France’s GDP rose by 0.3% in the second quarter of 2025, following a 0.1% gain in the first quarter, according to data from Insee, the French statistics office.
Household consumption remained stable (0.0%), with a reduction in energy spending (-2.4%) offset by an increase in spend on food products, up by 1.6%, and accommodation services, which rose by 2.3%.
Elsewhere, investment, measured as gross fixed capital formation, fell by 0.1%, the second quarter in a row that it has seen a marginal decline in France.
Construction saw a continued decline, dropping by 0.4% in the quarter, following a 1.0% decline in Q1, while investment in transport equipment fell (-2.0%) after having risen (+0.8%) in the previous quarter. Investment in business services grew, however, by 1.2% (compared to +1.4% the previous quarter), moderating the overall contraction.

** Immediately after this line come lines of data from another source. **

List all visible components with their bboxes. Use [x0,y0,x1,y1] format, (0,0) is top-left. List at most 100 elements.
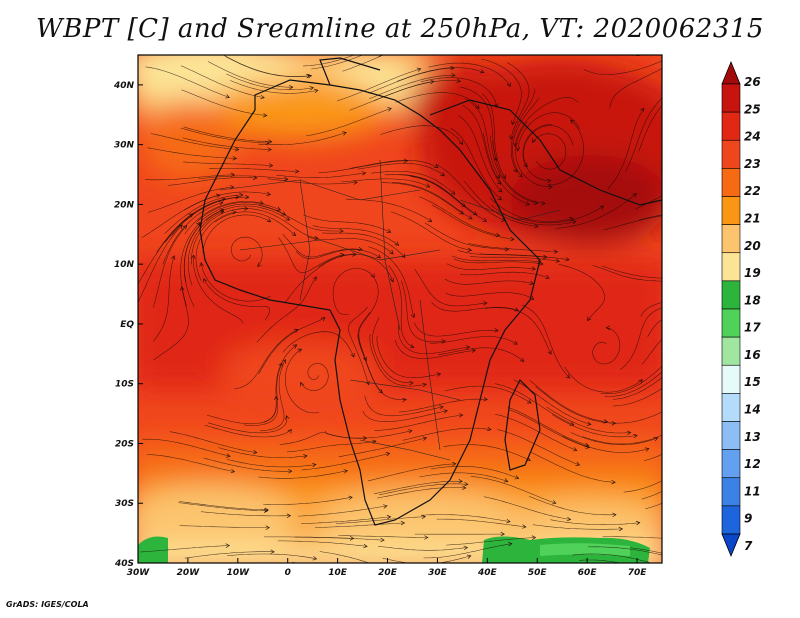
streamline-arrow [586,421,592,426]
streamline-arrow [309,86,315,91]
streamline-arrow [378,388,383,393]
streamline-arrow [626,430,632,436]
streamline-arrow [566,516,572,522]
streamline [528,496,617,516]
streamline [489,135,538,204]
streamline-arrow [408,429,413,434]
streamline-arrow [541,200,546,206]
streamline-arrow [482,217,488,222]
streamline-arrow [673,556,677,560]
streamline-arrow [663,93,667,97]
streamline [180,65,265,98]
streamline [445,292,534,300]
streamline [546,406,631,434]
streamline-arrow [283,176,289,182]
streamline-arrow [276,206,282,211]
streamline [198,175,288,180]
streamline-arrow [709,314,713,318]
streamline [436,164,506,222]
streamline [341,178,430,188]
streamline-arrow [281,211,287,216]
streamline-arrow [545,274,550,279]
streamline-arrow [225,543,230,548]
streamline [600,411,662,424]
streamline [183,161,273,166]
y-tick-label: EQ [120,320,134,330]
streamline [378,55,384,58]
streamline [583,60,662,75]
streamline [607,108,645,190]
streamline-arrow [384,40,388,44]
streamline-arrow [199,262,204,267]
streamline [180,222,201,307]
streamline-arrow [665,432,669,435]
streamline [263,344,297,423]
streamline-arrow [383,504,388,509]
streamline [373,481,463,495]
streamline [470,476,556,504]
streamline [322,232,406,258]
streamline [377,487,466,499]
streamline-arrow [687,277,691,281]
streamline [259,359,286,432]
streamline [182,137,272,150]
streamline [184,201,264,235]
streamline [507,62,530,140]
streamline [517,205,604,224]
streamline-arrow [532,138,537,143]
streamline-arrow [253,175,258,180]
streamline-arrow [529,280,534,285]
streamline [243,363,283,426]
streamline-arrow [674,354,678,358]
streamline-arrow [312,556,318,561]
streamline-arrow [430,79,435,84]
colorbar-swatch [721,421,741,450]
y-tick-label: 10N [114,260,135,270]
streamline [282,331,355,358]
streamline-arrow [464,481,469,487]
streamline-arrow [270,549,275,554]
streamline-arrow [191,254,196,260]
streamline-arrow [353,180,358,185]
streamline [378,546,468,551]
colorbar-swatch [721,139,741,169]
colorbar-swatch [721,168,741,197]
streamline-arrow [716,414,720,418]
streamline-arrow [676,58,680,61]
streamline [169,431,257,453]
colorbar-label: 18 [744,293,761,307]
streamline [396,67,484,82]
streamline-arrow [421,514,426,519]
streamline [368,67,455,94]
streamline [468,243,558,253]
streamline [551,414,638,438]
streamline-arrow [288,469,293,474]
grads-credit: GrADS: IGES/COLA [6,600,89,609]
streamline-arrow [513,142,518,148]
streamline-arrow [542,254,548,260]
colorbar-label: 17 [744,321,761,335]
streamline-arrow [531,535,537,540]
x-tick-label: 50E [528,568,548,578]
streamline-arrow [511,120,516,126]
streamline [421,77,498,108]
streamline-arrow [263,113,268,118]
streamline-arrow [342,131,347,136]
colorbar-label: 23 [744,157,761,171]
y-tick-label: 30N [114,141,135,151]
streamline [453,258,544,265]
streamline [357,312,383,393]
streamline [164,194,243,234]
streamline-arrow [422,382,427,388]
streamline-arrow [584,442,590,447]
streamline-arrow [525,201,530,206]
streamline [258,317,325,375]
streamline [460,271,550,279]
map-title: WBPT [C] and Sreamline at 250hPa, VT: 20… [36,14,764,44]
colorbar: 26 25 24 23 22 21 20 19 18 17 16 15 14 13 12 11 9 7 [721,60,761,558]
streamline [278,237,345,274]
streamline [445,385,532,404]
streamline-arrow [459,27,463,31]
x-tick-label: 20W [177,568,201,578]
streamline [145,66,230,98]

General government expenditure rose by 0.4%, slightly faster than the previous quarter (+0.2%).
Imports and exports
Exports showed a 0.5% increase in the quarter, a turnaround on a 1.2% decline reported the previous quarter, boosted by a sharp rise in pharmaceutical exports.
Imports, too, showed a notable increase, rising by 1.3% compared to 0.4% in Q1, boosted by higher purchases of pharmaceuticals, transport equipment, and refinery products.
Read more: Business climate in France ‘stable’ in August 2025
Household consumption
Elsewhere, household gross disposable income rose by 0.3%, slower than in the previous quarter (+0.6%), with wages and salaries growing at a steady pace (+0.4%, compared to +0.3% in Q1). At the same time, household consumption prices fell slightly back (-0.1% following +0.5%).
‘The household savings rate rose sharply, as a result of the stabilisation of consumption in volume terms and of the increase in purchasing power,’ Insee noted. ‘It stood at 18.9%, after 18.6% in the first quarter of 2025.’